Baseado no livro infantil de Cressida Cowell, a produção custou cerca de US$ 165 milhões e é o primeiro lançamento de um ano cheio para o estúdio. Em 2010, a DreamWorks libera ainda Shrek para sempre e Megamind. Enquanto a essência da Disney é pensar que dentro de cada pessoa, não importa de que idade, existe uma criança, a DreamWorks faz seus filmes caírem no gosto dos adultos, ao mesmo tempo que podem ser apelativos aos pequenos. A primeira versão do filme, comandada por Peter Hastings, desagradou justo por isso, era muito infantil. Pareceria aos executivos que seria o tipo de filme que os pais levariam os filhos para assistir, mas esperariam do lado de fora.
"É uma história pequena e pessoal, creio que Cressida escreveu assim", disse Bonnie Arnold (Toy story, Over the hedge), produtor do filme. O estúdio, porém, percebeu que a fidelidade poderia ser causa de endividamentos. Se Como treinar o seu dragão não tivesse cenas de ação mais ambiciosas e personagens mais velhos, seu público seria limitado e teria problemas nas bilheterias. "Não era uma história universal que todos amariam", previu Damaschke.
Em 2008, Sanders tinha saído da Disney, depois do acordo com a Pixar, e Damaschke o escalou para substituir Hastings, que fez a primeira versão do filme, pueril demais. Era outubro de 2008, e mesmo que Como treinar seu dragão tivesse sido adiado de novembro de 2009 para março de 2010 (sobretudo para evitar a sombra de Avatar nos cinemas), Sanders não tinha tempo a perder. Chamou o parceiro DeBlois. "Eu comprei uma passagem de avião e começamos nesta semana", lembra Sanders, evocando o convite que fez ao amigo.

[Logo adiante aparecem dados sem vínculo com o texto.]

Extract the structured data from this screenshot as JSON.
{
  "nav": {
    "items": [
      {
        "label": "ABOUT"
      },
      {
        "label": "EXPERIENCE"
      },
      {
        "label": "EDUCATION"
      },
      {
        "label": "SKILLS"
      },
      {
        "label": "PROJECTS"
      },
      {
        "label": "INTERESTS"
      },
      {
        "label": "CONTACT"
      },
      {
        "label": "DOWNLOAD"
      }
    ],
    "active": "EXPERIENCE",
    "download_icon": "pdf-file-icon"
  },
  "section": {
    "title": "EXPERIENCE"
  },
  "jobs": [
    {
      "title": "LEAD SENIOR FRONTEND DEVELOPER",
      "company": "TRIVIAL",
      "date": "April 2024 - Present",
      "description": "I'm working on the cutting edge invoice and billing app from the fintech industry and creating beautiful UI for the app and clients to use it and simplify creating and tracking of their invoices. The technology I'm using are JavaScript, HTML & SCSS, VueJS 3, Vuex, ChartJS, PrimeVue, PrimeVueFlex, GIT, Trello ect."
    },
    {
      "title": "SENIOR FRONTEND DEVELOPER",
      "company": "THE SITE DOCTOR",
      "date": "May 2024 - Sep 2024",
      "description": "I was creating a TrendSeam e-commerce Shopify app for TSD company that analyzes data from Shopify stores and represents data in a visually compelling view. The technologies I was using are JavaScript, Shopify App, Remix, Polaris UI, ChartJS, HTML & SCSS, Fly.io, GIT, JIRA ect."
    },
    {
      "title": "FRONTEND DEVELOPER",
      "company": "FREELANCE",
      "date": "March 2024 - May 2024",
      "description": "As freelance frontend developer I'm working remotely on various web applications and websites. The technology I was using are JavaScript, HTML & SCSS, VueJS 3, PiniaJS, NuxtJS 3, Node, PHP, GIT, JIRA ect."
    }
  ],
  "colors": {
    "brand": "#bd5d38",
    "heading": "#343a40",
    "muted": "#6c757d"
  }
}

Relação mais perigosa; personagens mais velhos
No livro, e na versão original do filme, os personagens eram mais jovens (liderados por um longe menino destemido chamado Hiccup), mas também se mostrava regras de convivência muito diferentes entre os vikings do século 8 da Ilha de Berk e os vizinhos répteis. Os moradores do Mar do Norte em vez de travarem guerra com os dragões, tinham uma relação de cooperação. "Nós sentimos que não tinha perigo suficiente", justificou DeBlois. No filme de Hastings, os meninos mais novos coletam ovos de dragão e criam os bichos, ensinando-os a fazer truques. Na nova versão de Sanders e DeBlois, a aldeia está sob ataque dos répteis, que roubam gado e tocam fogo nas casas do povoado. "Nós tivemos que decidir que eram inimigos. É uma relação mortal. Hiccup é o primeiro a cruzar essa linha", explica Sanders.
Hiccup (dublado em inglês por Jay Baruchel, de Trovão tropical) e seu par romântico, Astrid (America Ferrera, de Ugly Betty) pularam de 10 para quase 17 anos. O dragão central da história, Toothless, também cresceu exponencialmente, de um animal pequeno e carinhoso para numa besta formidável. O interessante é que, em vez de matar os personagens originais, os diretores lhes deram pequenas pontas no filme. Um Toothless exatamente como no livro, por exemplo, aparece no início da projeção, tentando roubar comida do Toothless “real”. Os primeiros Hiccup e Astrid agora são crianças pequenas nos braços de uma mulher, no final do filme, quando Toothless sai num barco. Ao mesmo tempo, a relação entre o Hiccup e seu pai, Stoick the Vast (Gerard Butler), um guerreiro desapontado com as decisões do filho, cresceu num papel central no enredo.